You should use divmod instead in situations where you need to divide negative numbers.

For example:

(f (divmod -6 3)) ; -2


=(= A B)True if both atoms are equal.
>(> A B)True if the first atom is greater as a number.
>s(>s A B)True if the first atom is greater as a string of bytes.
not(not A)True if the atom is false.
all(all A B ...)True if all of the atoms are non-zero.
any(any A B ...)True if any of the atoms are non-zero.

Control Flow

if(if A B C)Chialisp only - If A is true, then B, otherwise C. Lazy evaluated.
i - if(i A B C)If A is true, then B, otherwise C.
x - exit(x ...)Terminate the program with zero or more values.

If Operator


The if operator is lazy evaluated. This means that code paths are not evaluated unless they need to be.

Usually this is the intended behavior, but if it isn't, you can use the i operator instead.

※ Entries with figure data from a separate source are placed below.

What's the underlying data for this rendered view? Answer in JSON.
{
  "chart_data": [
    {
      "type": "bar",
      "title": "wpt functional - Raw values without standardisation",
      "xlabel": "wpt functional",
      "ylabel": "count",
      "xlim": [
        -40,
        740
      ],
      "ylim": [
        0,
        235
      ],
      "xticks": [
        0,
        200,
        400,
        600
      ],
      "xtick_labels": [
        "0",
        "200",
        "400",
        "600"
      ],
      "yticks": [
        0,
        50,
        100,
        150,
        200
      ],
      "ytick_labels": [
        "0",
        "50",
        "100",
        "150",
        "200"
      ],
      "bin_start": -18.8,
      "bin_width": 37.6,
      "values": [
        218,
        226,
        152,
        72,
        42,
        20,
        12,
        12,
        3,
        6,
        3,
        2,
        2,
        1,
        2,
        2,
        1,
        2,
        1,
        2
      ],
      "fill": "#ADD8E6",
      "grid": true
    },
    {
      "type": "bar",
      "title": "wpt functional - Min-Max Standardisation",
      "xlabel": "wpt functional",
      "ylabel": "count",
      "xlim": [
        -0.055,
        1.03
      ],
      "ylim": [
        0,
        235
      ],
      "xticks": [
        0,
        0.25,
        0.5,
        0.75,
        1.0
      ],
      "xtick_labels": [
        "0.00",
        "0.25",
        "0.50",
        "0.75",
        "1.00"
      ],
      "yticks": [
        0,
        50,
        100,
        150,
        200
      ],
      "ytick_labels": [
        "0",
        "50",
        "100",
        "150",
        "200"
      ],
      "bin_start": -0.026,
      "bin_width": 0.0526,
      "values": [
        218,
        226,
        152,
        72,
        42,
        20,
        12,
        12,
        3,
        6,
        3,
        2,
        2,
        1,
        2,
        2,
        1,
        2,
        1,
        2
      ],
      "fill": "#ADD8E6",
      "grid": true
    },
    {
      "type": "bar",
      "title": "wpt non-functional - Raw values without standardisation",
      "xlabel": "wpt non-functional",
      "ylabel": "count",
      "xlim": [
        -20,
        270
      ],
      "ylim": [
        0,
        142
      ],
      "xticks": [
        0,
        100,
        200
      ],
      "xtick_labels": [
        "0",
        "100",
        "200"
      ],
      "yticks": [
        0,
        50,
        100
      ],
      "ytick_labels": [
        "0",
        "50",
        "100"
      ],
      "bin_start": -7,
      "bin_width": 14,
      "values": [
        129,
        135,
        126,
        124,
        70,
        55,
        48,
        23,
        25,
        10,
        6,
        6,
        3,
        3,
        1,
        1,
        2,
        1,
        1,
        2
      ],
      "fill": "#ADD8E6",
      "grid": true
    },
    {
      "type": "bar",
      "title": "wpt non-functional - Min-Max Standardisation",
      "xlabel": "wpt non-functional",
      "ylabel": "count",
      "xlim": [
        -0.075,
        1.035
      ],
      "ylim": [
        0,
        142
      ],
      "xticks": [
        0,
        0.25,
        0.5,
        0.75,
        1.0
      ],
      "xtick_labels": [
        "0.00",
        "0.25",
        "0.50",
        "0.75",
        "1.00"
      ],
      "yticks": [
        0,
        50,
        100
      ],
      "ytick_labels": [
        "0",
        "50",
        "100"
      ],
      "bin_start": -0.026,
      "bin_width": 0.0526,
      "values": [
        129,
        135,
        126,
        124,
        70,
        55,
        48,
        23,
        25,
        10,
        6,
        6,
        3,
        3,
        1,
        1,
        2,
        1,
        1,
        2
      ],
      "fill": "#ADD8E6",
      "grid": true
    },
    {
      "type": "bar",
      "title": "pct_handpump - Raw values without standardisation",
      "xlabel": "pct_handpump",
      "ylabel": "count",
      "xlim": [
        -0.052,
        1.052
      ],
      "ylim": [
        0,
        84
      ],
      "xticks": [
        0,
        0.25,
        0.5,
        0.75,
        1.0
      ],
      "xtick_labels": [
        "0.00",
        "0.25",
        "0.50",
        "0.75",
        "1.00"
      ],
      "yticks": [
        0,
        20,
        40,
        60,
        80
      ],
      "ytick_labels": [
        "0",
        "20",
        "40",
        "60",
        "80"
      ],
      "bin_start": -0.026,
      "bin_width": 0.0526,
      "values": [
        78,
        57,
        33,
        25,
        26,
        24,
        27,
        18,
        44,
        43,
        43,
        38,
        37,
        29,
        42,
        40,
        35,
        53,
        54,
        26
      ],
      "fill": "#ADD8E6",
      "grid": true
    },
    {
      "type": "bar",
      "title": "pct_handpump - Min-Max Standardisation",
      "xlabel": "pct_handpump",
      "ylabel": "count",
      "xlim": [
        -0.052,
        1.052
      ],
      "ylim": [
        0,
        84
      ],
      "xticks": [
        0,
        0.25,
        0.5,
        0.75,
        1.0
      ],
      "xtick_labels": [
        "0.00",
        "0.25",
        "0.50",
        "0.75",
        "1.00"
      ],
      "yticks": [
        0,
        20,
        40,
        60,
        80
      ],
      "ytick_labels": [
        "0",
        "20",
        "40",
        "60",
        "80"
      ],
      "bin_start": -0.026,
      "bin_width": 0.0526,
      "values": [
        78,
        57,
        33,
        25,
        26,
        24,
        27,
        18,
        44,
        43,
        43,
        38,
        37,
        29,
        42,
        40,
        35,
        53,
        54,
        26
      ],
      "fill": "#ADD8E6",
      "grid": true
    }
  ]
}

If you would like to replicate the lazy evaluation of the if operator in CLVM, you can wrap the i operator like this:

(a (i A (q . B) (q . C)) 1)

Essentially, this runs the branch the condition matches as a program (with the current environment). Depending on how much code is executed in each branch, this may be more cost effective than executing both branches.


qq - quasi-quote(qq A)Chialisp only - Quote an expression except for certain sections.
unquote(unquote A)Chialisp only - Unquote a section of an expression inside qq.
q - quote(q . A)Treats A as a value rather than a program.
a - apply(a A B)Evaluate value A as a program with value B as its environment.
@ - environment(@ A)Chialisp only - Access value A from the environment.

Environment Operator


The @ operator acts in a similar fashion to unquoted atoms in CLVM. If @ is used plainly as a value, its value is the whole environment.


f - first(f A)First value in list A.
r - rest(r A)Rest of the values in list A.
c - cons(c A B)Cons pair of A and B, or prepend A to list B.
l - list predicate(l A)True if A is a list, not nil. Can be used to check length.


sha256(sha256 A B ...)Calculates the sha256 hash of the atoms.
concat(concat A B ...)Concatenates the bytes of the atoms.
strlen(strlen A)Returns the length of the atom.
substr(substr A B C)Slice of bytes A between B and C, exclusive.
logand(logand A B ...)Bitwise and of the atoms.
logior(logior A B ...)Bitwise logical or of the atoms.
logxor(logxor A B ...)Bitwise xor of the atoms.
lognot(lognot A)Bitwise not of A.
ash - arithmetic shift(ash A B)Arithmetic shift A by B bits.
lsh - logical shift(lsh A B)Logical shift A by B bits.


point_add(point_add A B ...)Adds G1 points (public keys) together.
pubkey_for_exp(pubkey_for_exp A)Turns A (private key) into a G1 point (public key).


The softfork operator is defined as (softfork cost A B ..).

At the moment, softfork always returns 0 (nil), and requires cost amount of cost.

At first glance, it seems pretty useless since it doesn't do anything and just wastes cost doing it.

The idea is, after a soft fork, the meaning of the arguments may change. In fact, we can hide completely new dialects of CLVM inside here, that have new operators that calculate new things.

For example, suppose we want to add secp256k1 operators like +s for adding two points on this ECDSA curve for bitcoin compatibility. We can't just do this in vanilla CLVM, because that would make the program (+s A B) return different values before and after the soft fork. So instead, we can hide it under softfork.

Here is an example:

(mod (cost p1 p2 p3 p4)
(softfork cost 1 (assert (= (+s p1 p2) (+s p3 p4))))

Pre-softfork, this always passes and returns () at a cost of cost (plus a bit of overhead).

Post-softfork, this also returns () at a cost of cost, but may also fail if p1 + p2 != p3 + p4. We can't export the sum outside the softfork boundary, but we can calculate the sum and compare it to another thing inside.

We take the cost of running the program inside the softfork boundary and ensure it exactly matches COST, and raise an exception if it's wrong. That way, the program really does have the same cost pre and post-softfork (or it fails post-softfork).


The softfork operator is currently unused, as there has not been a soft fork that has required new CLVM operators since mainnet. It exists solely as a way to implement new functionality later on if needed.